Depending on the era and location they lived, many of our ancestors were illiterate or had only attained a few grades. I know mine were. And when it came to hiring someone to help with the Census taking, the more educated of the County performed this task. If the “more educated” had only gone through the 6th grade, that was the person who got the job.
Therefore, as they traveled and took down the information, they were also using phonics, and spelling the best they could. Warren might have shown up as Warrin or Warron, depending upon the Census taker.
My great-grandmother living in Kentucky would have pronounced her name with a drawl that sounded like “Plina” and that’s what he wrote instead of Paulina.
Ask any genealogist. It makes for an interesting search!
Why can’t I find any US Federal Census records after 1940?

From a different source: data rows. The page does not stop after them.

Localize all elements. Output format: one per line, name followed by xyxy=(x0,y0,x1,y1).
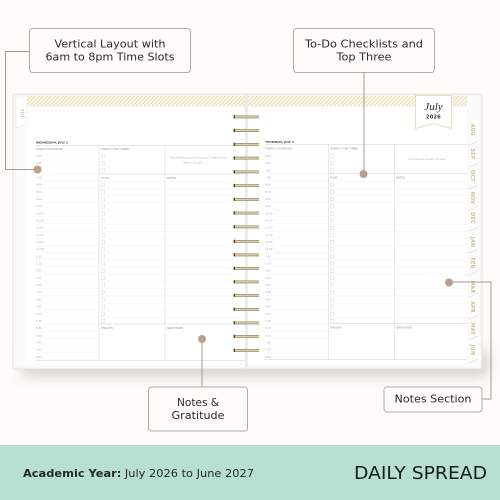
time slots left: 6:30 xyxy=(36,161,42,165)
checkboxes right xyxy=(330,154,335,323)
footer band xyxy=(0,445,500,500)
time slots left: 12:00 xyxy=(36,240,44,244)
section headings right: THOUGHTS xyxy=(329,326,342,330)
date heading right: THURSDAY, JULY 2 xyxy=(265,140,294,144)
callout: notes and gratitude: Gratitude xyxy=(172,410,224,422)
time slots left: 8:00 xyxy=(36,355,42,359)
time slots right: 4:00 xyxy=(265,297,271,301)
callout: notes and gratitude: Notes & xyxy=(177,397,219,409)
time slots left: 10:00 xyxy=(36,211,44,215)
section headings left xyxy=(35,147,183,330)
time slots right: 2:30 xyxy=(265,276,271,280)
callout: notes section: Notes Section xyxy=(394,394,472,406)
callout: notes and gratitude xyxy=(148,335,248,431)
time slots right: 3:00 xyxy=(265,283,271,287)
section headings left: TO-DO xyxy=(100,176,110,180)
daily spread title: DAILY SPREAD xyxy=(354,463,487,484)
time slots left: 6:30 xyxy=(36,333,42,337)
time slots left: 4:00 xyxy=(36,297,42,301)
time slots right: 9:00 xyxy=(265,197,271,201)
schedule grid left xyxy=(36,146,245,360)
month tabs: SEP xyxy=(469,148,475,160)
time slots left xyxy=(36,154,44,359)
quote left: Peter F. Drucker xyxy=(184,162,203,164)
month tabs: OCT xyxy=(469,170,475,182)
month tab: JUL xyxy=(16,96,27,128)
time slots right: 6:30 xyxy=(265,333,271,337)
section headings right xyxy=(264,146,412,330)
time slots right: 11:00 xyxy=(265,226,273,230)
time slots right: 8:30 xyxy=(265,190,271,194)
time slots right: 8:00 xyxy=(265,183,271,187)
time slots left: 4:30 xyxy=(36,305,42,309)
panel: left page xyxy=(16,96,245,367)
callout: time slots: 6am to 8pm Time Slots xyxy=(46,52,174,64)
section headings left: GRATITUDE xyxy=(167,326,183,330)
time slots left: 12:30 xyxy=(36,247,44,251)
month tabs: JUN xyxy=(469,344,475,355)
time slots left: 7:00 xyxy=(36,340,42,344)
planner shadow xyxy=(22,350,488,376)
month tabs: NOV xyxy=(469,192,475,204)
time slots right: 8:00 xyxy=(265,355,271,359)
time slots left: 8:00 xyxy=(36,183,42,187)
time slots right: 1:30 xyxy=(265,262,271,266)
time slots right: 6:00 xyxy=(265,326,271,330)
time slots right: 9:30 xyxy=(265,204,271,208)
time slots left: 1:00 xyxy=(36,254,42,258)
academic year text: Academic Year: July 2026 to June 2027 xyxy=(23,467,254,480)
section headings right: GRATITUDE xyxy=(396,326,412,330)
time slots right: 6:00 xyxy=(265,154,271,158)
spine gutter xyxy=(245,94,248,369)
time slots right: 7:30 xyxy=(265,348,271,352)
section headings left: NOTES xyxy=(167,176,176,180)
time slots left: 9:00 xyxy=(36,197,42,201)
month banner xyxy=(416,96,452,128)
section headings left: TODAY'S TOP THREE xyxy=(100,147,129,151)
checkboxes left xyxy=(101,154,106,323)
time slots left: 6:00 xyxy=(36,154,42,158)
callout: time slots: Vertical Layout with xyxy=(54,38,166,50)
time slots left: 3:00 xyxy=(36,283,42,287)
time slots right: 1:00 xyxy=(265,254,271,258)
time slots left: 11:30 xyxy=(36,233,44,237)
time slots left: 3:30 xyxy=(36,290,42,294)
month tabs: AUG xyxy=(469,124,475,136)
time slots right: 7:00 xyxy=(265,340,271,344)
time slots right xyxy=(265,154,273,359)
schedule grid right xyxy=(265,144,467,360)
time slots left: 6:00 xyxy=(36,326,42,330)
time slots right: 5:00 xyxy=(265,312,271,316)
time slots left: 7:30 xyxy=(36,348,42,352)
month tabs: FEB xyxy=(469,257,475,269)
month tabs: DEC xyxy=(469,212,475,224)
time slots left: 8:30 xyxy=(36,190,42,194)
month banner: 2026 xyxy=(426,114,441,120)
time slots right: 5:30 xyxy=(265,319,271,323)
time slots right: 12:30 xyxy=(265,247,273,251)
time slots left: 10:30 xyxy=(36,218,44,222)
time slots left: 5:30 xyxy=(36,319,42,323)
callout: checklists: To-Do Checklists and xyxy=(304,38,423,50)
month tab: JUL: JUL xyxy=(20,108,25,118)
date heading left: WEDNESDAY, JULY 1 xyxy=(36,140,68,144)
time slots right: 7:30 xyxy=(265,176,271,180)
callout: notes section xyxy=(384,278,491,412)
planner cover xyxy=(13,94,482,369)
time slots left: 5:00 xyxy=(36,312,42,316)
callout: checklists xyxy=(294,28,434,178)
time slots right: 6:30 xyxy=(265,161,271,165)
striped header band right xyxy=(248,96,467,106)
striped header band left xyxy=(27,96,245,106)
time slots left: 7:00 xyxy=(36,168,42,172)
quote right: Small steps every day lead to big results xyxy=(408,158,446,161)
time slots right: 2:00 xyxy=(265,269,271,273)
month banner: July xyxy=(424,101,443,113)
time slots right: 7:00 xyxy=(265,168,271,172)
section headings right: TODAY'S TOP THREE xyxy=(329,146,358,150)
time slots right: 3:30 xyxy=(265,290,271,294)
section headings left: THOUGHTS xyxy=(100,326,113,330)
section headings right: NOTES xyxy=(396,176,405,180)
callout: checklists: Top Three xyxy=(335,52,392,64)
time slots right: 4:30 xyxy=(265,305,271,309)
time slots left: 9:30 xyxy=(36,204,42,208)
month tabs: MAR xyxy=(469,280,475,294)
time slots left: 2:00 xyxy=(36,269,42,273)
time slots right: 10:30 xyxy=(265,218,273,222)
time slots right: 12:00 xyxy=(265,240,273,244)
time slots right: 10:00 xyxy=(265,211,273,215)
month tabs: MAY xyxy=(469,323,475,335)
time slots left: 1:30 xyxy=(36,262,42,266)
time slots left: 2:30 xyxy=(36,276,42,280)
callout: time slots xyxy=(6,28,190,174)
section headings right: TO-DO xyxy=(329,176,339,180)
month tabs xyxy=(468,124,478,363)
time slots left: 11:00 xyxy=(36,226,44,230)
month tabs: JAN xyxy=(469,236,475,247)
section headings right: TODAY'S SCHEDULE xyxy=(264,146,292,150)
quote left xyxy=(170,156,227,164)
spiral rings xyxy=(234,115,259,352)
quote left: The best way to predict the future is to create it today xyxy=(170,156,227,160)
time slots left: 7:30 xyxy=(36,176,42,180)
panel: open planner xyxy=(13,94,482,369)
time slots right: 11:30 xyxy=(265,233,273,237)
section headings left: TODAY'S SCHEDULE xyxy=(35,147,63,151)
panel: right page xyxy=(248,96,480,367)
month tabs: APR xyxy=(469,301,475,313)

Because they always wait 75 years between the time of the Census to the time of publishing. This way, most (not all) of the people in the census will have passed on. The 1950 US Federal Census will not be published until 2025.
However, in the US we are lucky that they give us this much leeway. In the UK, the last published Census Transcriptions is 1911. Makes it bit more of a challenge.
I found an error in the original documents. How do I get it changed?
You don’t. You may know that your mother spelled her name a different way and her birth certificate may reflect it. But when transcribing documents, transcribers must input the data as seen on the page. My grandmother wrote our last name as Patten even though it was spelled Patton. She was angry at her soon-to-be ex-husband and didn’t want to feel associated.
All these little idiosyncrasies, even though irritating at times, tell a story! Read between the lines and discover personalities.